Key Income Tax Provisions That Every Taxpayers Should Understand
Taxes are unavoidable in the society that we are living today but there are several ways in which you can reduce or minimize their impact. If you want to manage your taxes well then you should have a proper tax plan. Failure to plan means that you will not get anywhere. When you don’t know to calculate your taxes what are you supposed to do? It is advisable for you to hire a tax professional who can assist you meet your tax returns target. Today paying taxes has been made easy because you can hire a tax professional to assist you. Below are some of the key income tax provisions that you as a tax payer need to understand in order to avoid confusion:
1. Any money that is donated in cash to registered charitable organizations or trusts is fully allowed despite the fact that this money is not more than Rs. 10,000
2. Any donation that is made to an electoral trust or to a political party is eligible for deductions of 100% or u/s 80GGC.
3. Any expenditure that has been incurred on preventive health check-ups of individual/parents/spouses or dependent parents should be deducted u/s 80D to around Rs. 5,000 and this can apply even when cash has been paid.
4.Under Chapter VI A there is a maximum deduction and this deduction has been extended from the year 2015-16 to Rs. 1,00,000 to around Rs. 1,50,000. They include investments, NSC, PPF, LIP, PPF, New Pension Schemes and much more.need more information? checkout more articles at http://www.mycentraloregon.com/2016/02/14/hiring-unlicensed-tax-preparer-can-be-risky/
5. Deductions that are available in respect of paid interest are u/s 24 and they are paid on house properties that are self occupied.

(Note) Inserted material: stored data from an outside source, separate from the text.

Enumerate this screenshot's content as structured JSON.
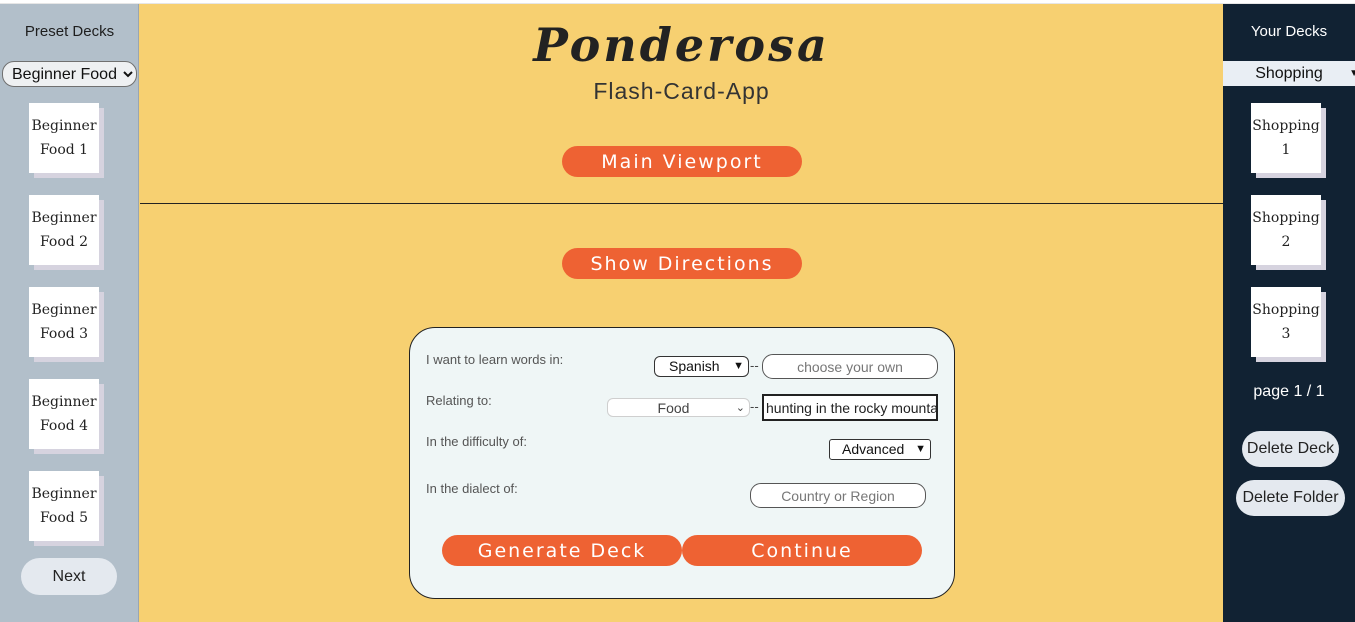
{
  "left_sidebar": {
    "title": "Preset Decks",
    "selected_deck": "Beginner Food",
    "cards": [
      {
        "line1": "Beginner",
        "line2": "Food 1"
      },
      {
        "line1": "Beginner",
        "line2": "Food 2"
      },
      {
        "line1": "Beginner",
        "line2": "Food 3"
      },
      {
        "line1": "Beginner",
        "line2": "Food 4"
      },
      {
        "line1": "Beginner",
        "line2": "Food 5"
      }
    ],
    "next_label": "Next"
  },
  "header": {
    "brand": "Ponderosa",
    "subtitle": "Flash-Card-App",
    "main_viewport_label": "Main Viewport"
  },
  "directions_label": "Show Directions",
  "form": {
    "learn_label": "I want to learn words in:",
    "language_value": "Spanish",
    "language_custom_placeholder": "choose your own",
    "relating_label": "Relating to:",
    "topic_value": "Food",
    "topic_custom_value": "hunting in the rocky mountains",
    "difficulty_label": "In the difficulty of:",
    "difficulty_value": "Advanced",
    "dialect_label": "In the dialect of:",
    "dialect_placeholder": "Country or Region",
    "separator": "--",
    "generate_label": "Generate Deck",
    "continue_label": "Continue"
  },
  "right_sidebar": {
    "title": "Your Decks",
    "selected_folder": "Shopping",
    "cards": [
      {
        "line1": "Shopping 1",
        "line2": ""
      },
      {
        "line1": "Shopping",
        "line2": "2"
      },
      {
        "line1": "Shopping",
        "line2": "3"
      }
    ],
    "page_info": "page 1 / 1",
    "delete_deck_label": "Delete Deck",
    "delete_folder_label": "Delete Folder"
  },
  "colors": {
    "main_bg": "#f7d071",
    "accent": "#ee6233",
    "left_bg": "#b2bfca",
    "right_bg": "#112233",
    "panel_bg": "#eff6f6"
  }
}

They have also been extended to Rs. 2, 00,000 from Rs. 150,000.
6. In case you are planning to club your minor child’s income u/s 64 1A using your income then you are not supposed to forget that claiming Rs. 1,500 standard deductions per child.
7. We have the long term capital gains which come from Equity oriented funds, transfer of equity shares. These capital gains are exempted from the income tax payment and they are chargeable only to the security transaction tax.

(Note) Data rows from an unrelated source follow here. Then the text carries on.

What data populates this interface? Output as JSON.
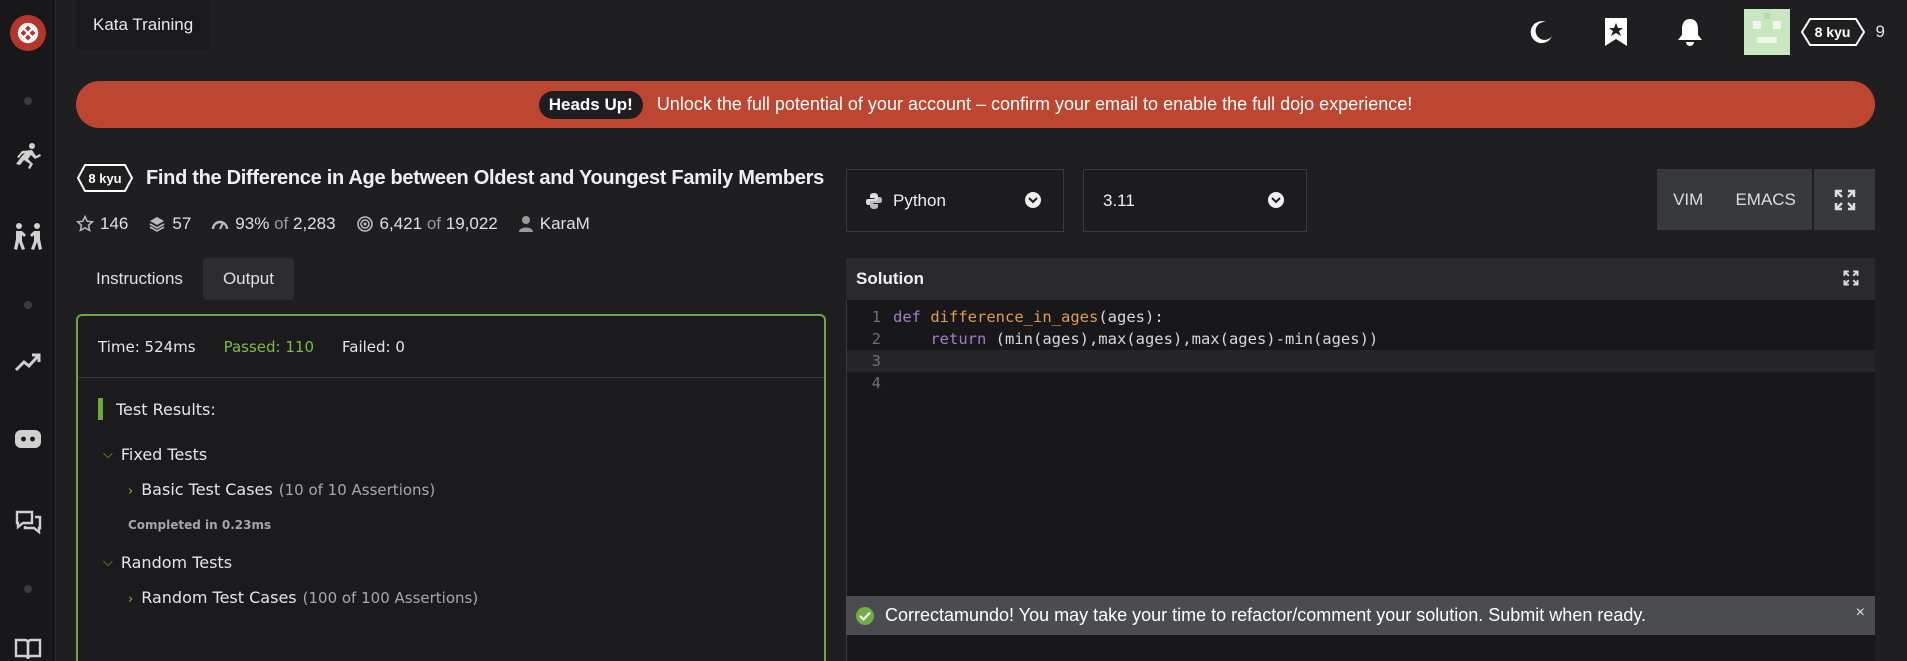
{
  "topbar": {
    "breadcrumb": "Kata Training",
    "rank": "8 kyu",
    "honor": "9"
  },
  "banner": {
    "tag": "Heads Up!",
    "message": "Unlock the full potential of your account – confirm your email to enable the full dojo experience!"
  },
  "kata": {
    "rank": "8 kyu",
    "title": "Find the Difference in Age between Oldest and Youngest Family Members",
    "stars": "146",
    "collections": "57",
    "satisfaction": "93%",
    "satisfaction_of": "of",
    "votes": "2,283",
    "completed": "6,421",
    "completed_of": "of",
    "attempts": "19,022",
    "author": "KaraM"
  },
  "tabs": {
    "instructions": "Instructions",
    "output": "Output"
  },
  "output": {
    "time": "Time: 524ms",
    "passed": "Passed: 110",
    "failed": "Failed: 0",
    "results_title": "Test Results:",
    "groups": [
      {
        "name": "Fixed Tests",
        "case": "Basic Test Cases",
        "count": "(10 of 10 Assertions)",
        "completed": "Completed in 0.23ms"
      },
      {
        "name": "Random Tests",
        "case": "Random Test Cases",
        "count": "(100 of 100 Assertions)"
      }
    ]
  },
  "editor": {
    "language": "Python",
    "version": "3.11",
    "mode_vim": "VIM",
    "mode_emacs": "EMACS",
    "header": "Solution",
    "line_numbers": [
      "1",
      "2",
      "3",
      "4"
    ],
    "def_kw": "def",
    "fn_name": "difference_in_ages",
    "params": "(ages):",
    "return_kw": "return",
    "return_expr": " (min(ages),max(ages),max(ages)-min(ages))"
  },
  "toast": {
    "message": "Correctamundo! You may take your time to refactor/comment your solution. Submit when ready.",
    "close": "×"
  },
  "colors": {
    "accent_green": "#6da73d",
    "banner_red": "#bd4630",
    "logo_red": "#b5342c"
  }
}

8. Deduction u/s 80TTA is usually charged in respect of the interest that has been allowed which is up to around Rs.10, 000 and this is only if the tax refund has been received from a post office, banking Co or Cooperative Bank.
9. In case the assesse owns several residential houses then he or she should consider any one of them to be self occupied and consider the other as let out property.read her latest blog post for more tax return information.
10. The main aim of claiming the deduction u/s 54EC is particularly to save income tax especially on Investments in bonds of NHAI & RECI, capital gains that are long term and they should be made in less than 6 months from transfer date. Last but not least it is essential for you to visit a tax professional for advice or hire one of you don’t understand on how to calculate your tax return.